Nach dem Wortsinn des § 23 Abs. 1a StVO verbiete es sich nach Auffassung des OLG, eine Freisprecheinrichtung mit einem Mobiltelefon gleichzusetzten, weswegen eine Verurteilung ausgeschlossen ist.
Bleibt für mich die Frage, wo der große Unterschied zwischen einer Bluetooth-Freisprecheinrichtung und einem in § 23 Abs. 1a StVO erwähnten “Hörer des Autotelefons” sein soll. Der Hörer ist mit einem Kabel mit dem Handy verbunden, die Freisprecheinrichtung via Bluetooth. Das Gefährdungspotential bei Hörer mit Strippe und Freisprecheinrichtung ohne Strippe dürfte etwa gleich groß sein.


















Die Freisprecheinrichtung ist eben kein Handy – und das Analogieverbot sollte zumindest Anwälten heilig sein!
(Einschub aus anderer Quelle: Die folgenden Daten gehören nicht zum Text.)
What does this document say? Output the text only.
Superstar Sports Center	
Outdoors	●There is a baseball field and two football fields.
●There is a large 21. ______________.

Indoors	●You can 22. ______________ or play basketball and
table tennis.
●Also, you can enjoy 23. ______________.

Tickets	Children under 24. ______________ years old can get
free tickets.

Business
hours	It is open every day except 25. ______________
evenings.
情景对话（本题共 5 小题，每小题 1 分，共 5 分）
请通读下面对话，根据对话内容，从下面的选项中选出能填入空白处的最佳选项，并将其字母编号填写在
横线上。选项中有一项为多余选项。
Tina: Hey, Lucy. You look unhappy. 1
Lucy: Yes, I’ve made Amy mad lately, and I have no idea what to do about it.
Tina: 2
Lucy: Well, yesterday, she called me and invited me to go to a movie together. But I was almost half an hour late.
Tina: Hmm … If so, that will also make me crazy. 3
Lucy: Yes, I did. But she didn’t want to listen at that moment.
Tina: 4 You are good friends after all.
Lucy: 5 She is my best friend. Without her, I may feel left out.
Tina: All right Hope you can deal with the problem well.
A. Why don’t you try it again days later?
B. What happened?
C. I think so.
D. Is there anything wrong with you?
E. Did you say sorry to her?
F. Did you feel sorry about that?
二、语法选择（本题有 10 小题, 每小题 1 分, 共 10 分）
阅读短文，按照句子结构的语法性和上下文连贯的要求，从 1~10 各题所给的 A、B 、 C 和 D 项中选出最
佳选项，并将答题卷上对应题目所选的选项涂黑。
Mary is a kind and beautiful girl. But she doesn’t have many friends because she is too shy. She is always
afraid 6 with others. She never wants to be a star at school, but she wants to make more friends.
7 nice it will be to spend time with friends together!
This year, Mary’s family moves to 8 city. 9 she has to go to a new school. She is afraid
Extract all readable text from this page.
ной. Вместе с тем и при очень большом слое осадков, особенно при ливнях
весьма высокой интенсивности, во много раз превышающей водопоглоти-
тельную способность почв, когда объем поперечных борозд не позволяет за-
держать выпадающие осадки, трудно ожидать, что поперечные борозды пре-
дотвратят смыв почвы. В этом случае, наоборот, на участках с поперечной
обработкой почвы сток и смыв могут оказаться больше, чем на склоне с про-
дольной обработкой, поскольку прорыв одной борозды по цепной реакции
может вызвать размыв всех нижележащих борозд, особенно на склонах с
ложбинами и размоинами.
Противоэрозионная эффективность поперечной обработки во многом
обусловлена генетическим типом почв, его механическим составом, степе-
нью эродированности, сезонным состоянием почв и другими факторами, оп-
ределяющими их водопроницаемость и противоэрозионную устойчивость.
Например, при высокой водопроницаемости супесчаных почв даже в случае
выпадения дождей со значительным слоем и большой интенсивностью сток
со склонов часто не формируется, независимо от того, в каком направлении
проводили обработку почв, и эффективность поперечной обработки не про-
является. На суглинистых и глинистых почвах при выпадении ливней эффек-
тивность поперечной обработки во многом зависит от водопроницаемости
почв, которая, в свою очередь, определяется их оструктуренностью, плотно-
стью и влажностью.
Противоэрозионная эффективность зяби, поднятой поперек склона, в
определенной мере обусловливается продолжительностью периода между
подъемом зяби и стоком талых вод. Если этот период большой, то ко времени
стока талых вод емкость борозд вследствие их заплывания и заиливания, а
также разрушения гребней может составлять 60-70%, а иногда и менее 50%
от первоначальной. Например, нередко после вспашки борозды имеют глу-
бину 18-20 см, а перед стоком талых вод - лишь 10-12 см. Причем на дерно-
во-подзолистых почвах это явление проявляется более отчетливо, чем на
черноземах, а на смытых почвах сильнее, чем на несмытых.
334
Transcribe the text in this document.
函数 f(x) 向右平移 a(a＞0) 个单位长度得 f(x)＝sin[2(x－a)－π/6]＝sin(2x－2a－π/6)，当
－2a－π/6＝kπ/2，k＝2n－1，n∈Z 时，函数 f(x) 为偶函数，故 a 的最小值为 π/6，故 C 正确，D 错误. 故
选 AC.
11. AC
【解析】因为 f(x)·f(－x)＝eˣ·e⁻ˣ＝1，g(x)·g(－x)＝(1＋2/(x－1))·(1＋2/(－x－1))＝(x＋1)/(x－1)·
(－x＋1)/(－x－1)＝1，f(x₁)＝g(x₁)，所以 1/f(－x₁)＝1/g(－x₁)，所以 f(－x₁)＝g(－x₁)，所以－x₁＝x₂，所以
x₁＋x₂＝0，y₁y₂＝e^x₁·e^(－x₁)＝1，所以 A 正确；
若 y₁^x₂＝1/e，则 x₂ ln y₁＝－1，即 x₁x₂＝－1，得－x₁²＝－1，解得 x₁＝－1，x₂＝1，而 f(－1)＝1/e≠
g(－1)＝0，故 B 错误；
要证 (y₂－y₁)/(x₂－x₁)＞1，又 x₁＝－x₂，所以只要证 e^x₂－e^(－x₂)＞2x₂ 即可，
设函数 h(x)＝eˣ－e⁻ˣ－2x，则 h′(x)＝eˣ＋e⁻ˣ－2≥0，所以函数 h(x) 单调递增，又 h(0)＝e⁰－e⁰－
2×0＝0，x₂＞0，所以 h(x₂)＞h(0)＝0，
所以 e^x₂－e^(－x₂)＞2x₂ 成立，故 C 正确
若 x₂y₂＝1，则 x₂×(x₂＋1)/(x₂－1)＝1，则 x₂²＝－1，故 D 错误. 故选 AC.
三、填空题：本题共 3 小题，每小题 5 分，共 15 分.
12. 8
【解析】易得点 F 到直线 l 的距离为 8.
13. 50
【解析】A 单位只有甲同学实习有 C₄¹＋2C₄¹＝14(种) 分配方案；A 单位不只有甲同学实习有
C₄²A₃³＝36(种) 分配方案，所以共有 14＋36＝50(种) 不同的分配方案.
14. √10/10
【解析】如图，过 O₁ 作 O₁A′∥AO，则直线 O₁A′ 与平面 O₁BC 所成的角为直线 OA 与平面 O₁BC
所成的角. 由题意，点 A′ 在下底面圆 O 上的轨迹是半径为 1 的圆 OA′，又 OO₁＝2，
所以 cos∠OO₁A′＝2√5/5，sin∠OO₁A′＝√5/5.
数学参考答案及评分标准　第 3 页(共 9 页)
Das etwa gleich große Gefährdungspotential von Freisprecheinrichtung zu Mobiltelefon – das wohl unzweifelhaft besteht – ist auch durch viele andere Situationen gegeben, exemplarisch sei nur Essen oder das Anzünden einer Zigarette während der Fahrt genannt. Auch diese Handlungen sind jedoch nicht unter die Benutzung eines Mobiltelefons fassbar. Nur der Sinn und Zweck einer Norm, der hier an sich ja durchaus nachvollziehbar ist, gestattet noch keine Auslegung über den Wortsinn hinaus. Für alles andere ist nicht die Justiz, sondern der Gesetzgeber gefordert.